When I say a major conflagration in the West Bank, I mean that the Palestinian-Israeli conflict will once again become violent and encompass a geographic area that includes all the cities, villages and refugee camps throughout the entire West Bank. In military terms, this is an “intercommunal conflict,” or rather a civil war between those who are citizens and those who are not. There is no set mechanism to end such a conflict. It lasts a long time, has numerous casualties and leaves hundreds of thousands of people uprooted. One terrifying example of this is Syria.
Intercommunal conflict in the West Bank will impact all areas of life in Israel. The economy, exports and tourism will all suffer. Israel’s diplomatic isolation will intensify. The IDF will return to policing duties, impacting its readiness for war, as happened on the eve of the Second Lebanon War in 2006.
Decision-makers are well aware of the scenario I presented and its serious consequences. Just last year, the heads of the Shin Bet and the IDF presented it to the Cabinet, as well as to the Knesset’s Foreign Affairs and Defense Committee. But no one jumped up to prevent it or at the very least, to prepare for it.
The reason is that some of the more extreme leaders of the right want precisely this scenario to happen. As far as they are concerned, it is the only way to obtain 100% control over the Greater Land of Israel — the land between the Mediterranean and the Jordan River — without bearing the burden of controlling a population over half of which is Palestinian. They hope that the steps taken to impose collective punishment, which will become necessary due to the scope of the violence, will result in the mass emigration of Palestinians eastward, across the Jordan River. They will legitimize maintaining the occupation of the West Bank by force and keeping it under military rule. Supporters of this scenario believe that it is the best and only way to ensure that Arabs do not become the majority population in the land between the Jordan River and the Mediterranean. The more centrist group of right-wing leaders is aware of the risks inherent in an ethnic war in the West Bank but is not willing to come into conflict with a significant part of their voter base in order to give up control of about one-fifth of Israel’s total territory, just to establish a Palestinian state.

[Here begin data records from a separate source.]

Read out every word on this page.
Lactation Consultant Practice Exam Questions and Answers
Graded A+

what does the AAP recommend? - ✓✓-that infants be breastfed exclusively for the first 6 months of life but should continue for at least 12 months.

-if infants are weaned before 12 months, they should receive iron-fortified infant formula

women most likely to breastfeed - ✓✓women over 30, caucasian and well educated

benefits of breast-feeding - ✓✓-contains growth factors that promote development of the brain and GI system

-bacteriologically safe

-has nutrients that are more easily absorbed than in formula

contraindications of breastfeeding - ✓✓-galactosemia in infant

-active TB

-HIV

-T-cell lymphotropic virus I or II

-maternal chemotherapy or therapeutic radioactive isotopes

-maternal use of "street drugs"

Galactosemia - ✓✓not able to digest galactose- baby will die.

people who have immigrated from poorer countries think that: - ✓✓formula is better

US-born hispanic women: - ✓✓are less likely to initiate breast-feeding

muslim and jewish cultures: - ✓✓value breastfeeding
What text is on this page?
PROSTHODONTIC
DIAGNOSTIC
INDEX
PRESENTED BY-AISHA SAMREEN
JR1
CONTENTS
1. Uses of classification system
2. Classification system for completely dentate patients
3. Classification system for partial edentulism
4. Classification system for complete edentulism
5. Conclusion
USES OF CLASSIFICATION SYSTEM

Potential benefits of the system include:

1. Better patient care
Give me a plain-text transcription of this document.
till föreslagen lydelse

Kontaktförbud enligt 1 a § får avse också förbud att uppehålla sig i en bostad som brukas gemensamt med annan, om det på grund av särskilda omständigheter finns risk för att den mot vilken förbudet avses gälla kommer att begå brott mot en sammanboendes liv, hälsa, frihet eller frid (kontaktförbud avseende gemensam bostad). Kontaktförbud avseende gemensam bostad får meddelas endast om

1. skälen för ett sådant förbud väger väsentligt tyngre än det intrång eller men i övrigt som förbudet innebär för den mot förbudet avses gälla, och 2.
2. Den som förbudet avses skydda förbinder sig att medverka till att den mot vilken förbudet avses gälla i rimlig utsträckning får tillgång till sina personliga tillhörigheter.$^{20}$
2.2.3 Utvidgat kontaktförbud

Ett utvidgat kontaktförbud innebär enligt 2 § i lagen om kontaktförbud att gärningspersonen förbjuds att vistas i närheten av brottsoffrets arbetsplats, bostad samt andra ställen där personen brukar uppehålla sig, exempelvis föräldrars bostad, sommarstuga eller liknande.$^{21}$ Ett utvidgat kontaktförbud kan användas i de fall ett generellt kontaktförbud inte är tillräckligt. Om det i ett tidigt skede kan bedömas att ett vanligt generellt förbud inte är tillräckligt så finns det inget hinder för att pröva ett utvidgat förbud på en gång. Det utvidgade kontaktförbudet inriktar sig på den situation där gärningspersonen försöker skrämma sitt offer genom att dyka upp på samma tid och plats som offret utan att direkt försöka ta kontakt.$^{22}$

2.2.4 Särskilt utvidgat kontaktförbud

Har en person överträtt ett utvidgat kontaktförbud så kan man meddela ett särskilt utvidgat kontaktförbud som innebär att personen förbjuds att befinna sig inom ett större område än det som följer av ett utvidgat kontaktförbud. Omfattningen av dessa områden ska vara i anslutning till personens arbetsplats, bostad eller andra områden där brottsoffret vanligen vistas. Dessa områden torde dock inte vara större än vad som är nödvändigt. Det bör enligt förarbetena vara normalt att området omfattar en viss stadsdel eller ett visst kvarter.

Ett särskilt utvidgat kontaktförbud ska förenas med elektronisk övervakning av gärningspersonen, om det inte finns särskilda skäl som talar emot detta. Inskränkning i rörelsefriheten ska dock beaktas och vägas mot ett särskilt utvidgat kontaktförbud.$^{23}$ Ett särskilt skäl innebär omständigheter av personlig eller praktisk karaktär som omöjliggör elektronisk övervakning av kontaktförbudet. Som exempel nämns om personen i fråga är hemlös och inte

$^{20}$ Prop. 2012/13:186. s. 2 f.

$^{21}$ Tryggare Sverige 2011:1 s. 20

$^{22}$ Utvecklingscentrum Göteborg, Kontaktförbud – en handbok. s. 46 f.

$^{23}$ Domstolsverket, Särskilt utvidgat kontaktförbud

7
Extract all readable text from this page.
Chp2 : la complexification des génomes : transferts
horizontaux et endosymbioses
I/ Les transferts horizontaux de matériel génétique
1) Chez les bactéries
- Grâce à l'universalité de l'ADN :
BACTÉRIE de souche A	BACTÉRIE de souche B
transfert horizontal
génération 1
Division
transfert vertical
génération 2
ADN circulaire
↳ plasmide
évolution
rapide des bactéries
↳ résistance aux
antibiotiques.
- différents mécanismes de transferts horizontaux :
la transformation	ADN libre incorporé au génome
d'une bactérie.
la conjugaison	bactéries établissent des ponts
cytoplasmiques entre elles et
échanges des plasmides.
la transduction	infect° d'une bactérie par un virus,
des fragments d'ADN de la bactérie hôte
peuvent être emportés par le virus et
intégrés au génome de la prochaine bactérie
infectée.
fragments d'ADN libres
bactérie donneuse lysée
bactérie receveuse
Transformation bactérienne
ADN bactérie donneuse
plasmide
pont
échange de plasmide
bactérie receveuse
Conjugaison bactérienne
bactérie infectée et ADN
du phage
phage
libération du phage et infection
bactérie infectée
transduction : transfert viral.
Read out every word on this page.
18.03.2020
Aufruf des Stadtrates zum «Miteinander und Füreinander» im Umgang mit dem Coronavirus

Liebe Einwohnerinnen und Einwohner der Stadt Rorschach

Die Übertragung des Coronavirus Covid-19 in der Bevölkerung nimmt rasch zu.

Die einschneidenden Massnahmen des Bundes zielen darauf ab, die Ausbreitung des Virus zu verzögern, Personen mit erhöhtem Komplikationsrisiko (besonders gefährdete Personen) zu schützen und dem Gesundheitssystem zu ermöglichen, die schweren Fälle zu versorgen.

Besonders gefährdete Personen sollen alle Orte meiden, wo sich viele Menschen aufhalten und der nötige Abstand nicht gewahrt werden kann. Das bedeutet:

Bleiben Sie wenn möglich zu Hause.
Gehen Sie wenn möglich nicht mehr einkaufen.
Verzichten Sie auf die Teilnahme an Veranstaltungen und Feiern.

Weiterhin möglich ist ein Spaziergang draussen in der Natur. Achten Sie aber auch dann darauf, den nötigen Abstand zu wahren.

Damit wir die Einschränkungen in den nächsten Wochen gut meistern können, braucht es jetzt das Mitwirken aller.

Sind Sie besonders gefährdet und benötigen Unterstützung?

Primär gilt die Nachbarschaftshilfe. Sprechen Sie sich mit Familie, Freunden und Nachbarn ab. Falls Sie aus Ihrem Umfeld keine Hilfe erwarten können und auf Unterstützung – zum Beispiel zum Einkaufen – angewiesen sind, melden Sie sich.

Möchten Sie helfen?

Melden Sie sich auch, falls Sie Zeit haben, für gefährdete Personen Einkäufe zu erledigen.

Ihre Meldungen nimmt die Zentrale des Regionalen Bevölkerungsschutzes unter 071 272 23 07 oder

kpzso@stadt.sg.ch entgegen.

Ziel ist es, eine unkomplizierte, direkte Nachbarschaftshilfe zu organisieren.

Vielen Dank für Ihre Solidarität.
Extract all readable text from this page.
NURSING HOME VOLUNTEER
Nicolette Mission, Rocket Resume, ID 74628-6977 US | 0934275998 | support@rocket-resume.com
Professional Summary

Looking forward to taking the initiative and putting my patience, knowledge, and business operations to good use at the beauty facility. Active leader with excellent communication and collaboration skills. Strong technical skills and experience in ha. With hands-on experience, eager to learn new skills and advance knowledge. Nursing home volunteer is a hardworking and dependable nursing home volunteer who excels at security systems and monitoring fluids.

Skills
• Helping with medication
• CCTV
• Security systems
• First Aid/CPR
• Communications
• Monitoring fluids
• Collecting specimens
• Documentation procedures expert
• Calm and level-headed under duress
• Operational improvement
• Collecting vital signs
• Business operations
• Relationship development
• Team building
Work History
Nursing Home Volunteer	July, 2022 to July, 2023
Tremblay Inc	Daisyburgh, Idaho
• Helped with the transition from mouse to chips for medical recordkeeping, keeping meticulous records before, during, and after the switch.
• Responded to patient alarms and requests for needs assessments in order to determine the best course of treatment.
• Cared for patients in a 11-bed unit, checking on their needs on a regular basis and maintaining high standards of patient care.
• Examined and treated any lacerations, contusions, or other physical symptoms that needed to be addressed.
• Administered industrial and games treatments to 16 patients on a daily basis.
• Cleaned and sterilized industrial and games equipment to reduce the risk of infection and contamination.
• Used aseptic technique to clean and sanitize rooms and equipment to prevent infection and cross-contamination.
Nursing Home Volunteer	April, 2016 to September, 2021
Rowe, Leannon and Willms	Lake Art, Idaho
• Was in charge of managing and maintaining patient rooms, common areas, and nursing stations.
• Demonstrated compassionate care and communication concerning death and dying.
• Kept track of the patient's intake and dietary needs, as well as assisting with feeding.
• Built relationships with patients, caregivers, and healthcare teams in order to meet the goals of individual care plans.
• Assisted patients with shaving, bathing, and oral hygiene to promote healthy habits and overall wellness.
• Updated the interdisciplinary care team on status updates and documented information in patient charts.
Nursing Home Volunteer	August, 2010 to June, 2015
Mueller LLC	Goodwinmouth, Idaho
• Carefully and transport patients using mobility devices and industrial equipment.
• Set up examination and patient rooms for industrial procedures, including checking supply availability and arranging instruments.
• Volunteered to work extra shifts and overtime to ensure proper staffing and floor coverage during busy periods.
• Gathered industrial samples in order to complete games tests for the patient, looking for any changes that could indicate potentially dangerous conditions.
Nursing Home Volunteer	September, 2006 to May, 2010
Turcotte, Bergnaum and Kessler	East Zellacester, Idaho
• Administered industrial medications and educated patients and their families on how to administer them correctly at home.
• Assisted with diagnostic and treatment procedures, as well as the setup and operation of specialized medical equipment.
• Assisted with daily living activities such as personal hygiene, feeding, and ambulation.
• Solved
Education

Unfortunately, even most of Israel’s center-left leadership has accepted the false premise that “there is no partner for peace.” And yet, the Palestinian leader who always wanted negotiations with Israel is none other than Abbas. He has the receipts to prove it too, just as he does for his active opposition to violence and terrorism and his insistence on continuing security collaboration with Israel. All members of the Cabinet, and all those who served in a senior official position and are now political leaders, know this to be true. They were exposed to it in the briefings they heard and in the intelligence reports they read. They know that the statement, “Abbas is not a partner for peace,” is a lie.
It is true that Abbas is not a partner for continuing the status quo, nor is he a partner for expanding the settlements. He is, however, a partner for serious, in-depth negotiations and has already proved as much. Toward the end of Ehud Olmert’s time as prime minister, the two men engaged in many extensive discussions, which resulted in a series of understandings, not bridging all the differences. All that was left were a few minor differences, which any fair and authoritative mediator can resolve.
When they engaged in these negotiations, Abbas was president of Palestine (he still is) and Olmert was the elected prime minister of Israel. If a new Israeli government does not want to see the current situation deteriorate into intercommunal conflict in the West Bank between the settlers and the Palestinians, it will have to revisit the Olmert-Abbas understandings and simply use them as the basis for negotiations.